楽天田中将の低め149キロを片手でさばいた。ライナーで右中間を襲い、自身44打席ぶりの適時打で先制。5回にも右中間への三塁打で、プロ初の1試合2三塁打だ。日米193勝右腕とは通算9打数4安打。“マー君キラー”がチームの対田中将3年連続白星を運び、岡田監督の「対田中将連敗」を6で止めた。

2年ぶりの仙台での交流戦。2年前も現地観戦した祖父母の前で、田中将から本塁打を打った。スタンドから勲さんが、茶封筒に包んだ小遣いを手渡そうとし「いいよ、いいよ」と照れ笑いで断った思い出が懐かしい。

勲さんは「今年は(小遣いは)ないよ」とにっこり。代わりに「テルから贈り物を送ってくれるんだ」。勲さんにはお茶を、美智恵さんには花を、たびたびプレゼントする。高校までは宮城・村田町の祖父母宅への帰省が、佐藤家の毎年の恒例。

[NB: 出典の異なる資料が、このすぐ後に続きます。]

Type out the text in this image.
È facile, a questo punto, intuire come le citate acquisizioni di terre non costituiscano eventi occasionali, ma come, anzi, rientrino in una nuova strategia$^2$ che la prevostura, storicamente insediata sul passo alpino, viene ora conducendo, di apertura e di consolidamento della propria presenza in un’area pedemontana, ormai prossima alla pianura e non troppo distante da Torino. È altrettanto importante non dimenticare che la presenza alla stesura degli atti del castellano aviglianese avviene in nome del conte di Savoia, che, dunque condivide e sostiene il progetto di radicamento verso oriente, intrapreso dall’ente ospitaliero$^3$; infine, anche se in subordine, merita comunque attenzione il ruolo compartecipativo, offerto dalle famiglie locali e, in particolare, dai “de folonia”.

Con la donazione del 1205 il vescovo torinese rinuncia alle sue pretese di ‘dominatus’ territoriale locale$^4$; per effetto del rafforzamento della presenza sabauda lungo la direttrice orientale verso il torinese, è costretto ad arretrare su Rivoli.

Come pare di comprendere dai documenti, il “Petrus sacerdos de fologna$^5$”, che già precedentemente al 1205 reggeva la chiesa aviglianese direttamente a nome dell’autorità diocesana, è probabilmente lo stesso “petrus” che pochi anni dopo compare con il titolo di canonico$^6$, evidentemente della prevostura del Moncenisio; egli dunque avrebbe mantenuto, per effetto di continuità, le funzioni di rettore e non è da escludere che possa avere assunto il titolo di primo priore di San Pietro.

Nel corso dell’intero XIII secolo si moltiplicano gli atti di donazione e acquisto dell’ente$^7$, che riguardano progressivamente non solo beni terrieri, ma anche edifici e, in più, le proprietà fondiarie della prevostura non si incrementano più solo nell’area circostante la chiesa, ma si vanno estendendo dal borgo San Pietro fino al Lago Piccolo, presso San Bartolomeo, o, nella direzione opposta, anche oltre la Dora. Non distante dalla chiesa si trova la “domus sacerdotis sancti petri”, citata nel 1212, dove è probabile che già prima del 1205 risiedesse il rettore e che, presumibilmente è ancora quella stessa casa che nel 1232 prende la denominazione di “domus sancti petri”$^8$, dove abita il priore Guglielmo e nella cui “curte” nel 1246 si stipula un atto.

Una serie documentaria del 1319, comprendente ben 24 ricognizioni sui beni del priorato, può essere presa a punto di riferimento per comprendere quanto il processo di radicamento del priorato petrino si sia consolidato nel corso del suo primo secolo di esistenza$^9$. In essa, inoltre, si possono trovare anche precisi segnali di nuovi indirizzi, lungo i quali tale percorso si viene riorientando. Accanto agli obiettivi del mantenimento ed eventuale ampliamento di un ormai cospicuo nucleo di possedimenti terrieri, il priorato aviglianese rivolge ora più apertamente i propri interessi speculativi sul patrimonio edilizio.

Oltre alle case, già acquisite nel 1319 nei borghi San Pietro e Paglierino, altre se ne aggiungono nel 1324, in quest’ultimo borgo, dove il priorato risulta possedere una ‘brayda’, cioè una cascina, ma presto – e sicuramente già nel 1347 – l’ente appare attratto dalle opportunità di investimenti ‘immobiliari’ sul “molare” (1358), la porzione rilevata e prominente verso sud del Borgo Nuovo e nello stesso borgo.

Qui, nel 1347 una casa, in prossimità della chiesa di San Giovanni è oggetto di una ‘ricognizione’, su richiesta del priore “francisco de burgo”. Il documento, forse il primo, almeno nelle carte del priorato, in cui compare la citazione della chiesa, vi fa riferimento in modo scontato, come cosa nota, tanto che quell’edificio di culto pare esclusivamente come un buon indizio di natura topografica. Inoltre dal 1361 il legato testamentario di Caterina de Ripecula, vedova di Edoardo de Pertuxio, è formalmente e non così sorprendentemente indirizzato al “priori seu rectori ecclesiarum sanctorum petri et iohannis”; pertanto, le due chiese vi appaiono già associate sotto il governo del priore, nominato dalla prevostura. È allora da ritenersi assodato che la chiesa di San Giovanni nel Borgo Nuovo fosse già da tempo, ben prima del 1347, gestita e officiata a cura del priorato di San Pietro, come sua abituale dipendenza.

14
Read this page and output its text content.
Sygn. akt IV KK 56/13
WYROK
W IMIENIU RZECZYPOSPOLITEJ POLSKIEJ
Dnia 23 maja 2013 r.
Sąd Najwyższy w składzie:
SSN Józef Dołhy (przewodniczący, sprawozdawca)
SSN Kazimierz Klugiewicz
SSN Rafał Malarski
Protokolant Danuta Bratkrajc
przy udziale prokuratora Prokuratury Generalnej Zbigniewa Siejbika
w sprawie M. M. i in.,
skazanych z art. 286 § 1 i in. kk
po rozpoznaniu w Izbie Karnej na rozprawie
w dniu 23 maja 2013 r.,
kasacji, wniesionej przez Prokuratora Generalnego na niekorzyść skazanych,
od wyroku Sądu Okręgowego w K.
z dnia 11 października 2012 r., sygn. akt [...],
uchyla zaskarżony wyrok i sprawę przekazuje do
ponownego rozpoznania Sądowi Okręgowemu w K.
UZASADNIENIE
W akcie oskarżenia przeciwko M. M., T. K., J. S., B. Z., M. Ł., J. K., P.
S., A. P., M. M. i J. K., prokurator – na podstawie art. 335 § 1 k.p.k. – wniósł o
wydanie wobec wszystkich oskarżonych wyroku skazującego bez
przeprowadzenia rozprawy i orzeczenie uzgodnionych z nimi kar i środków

勲さんのミットにボールを投げ込んだ日々が原点にある。離れていても、感謝の心は忘れない。

勲さんからは「初球から振っていけ」とアドバイスももらっていた。「なかなか頑固だから聞かない」と笑うが、孫は結果で応えてみせた。美智恵さんとは普段からLINEでメッセージを交換。「優しい子なんです。もう少し強い子になってほしい。それがプレーに出ますからね」。思いを背負って強くなる。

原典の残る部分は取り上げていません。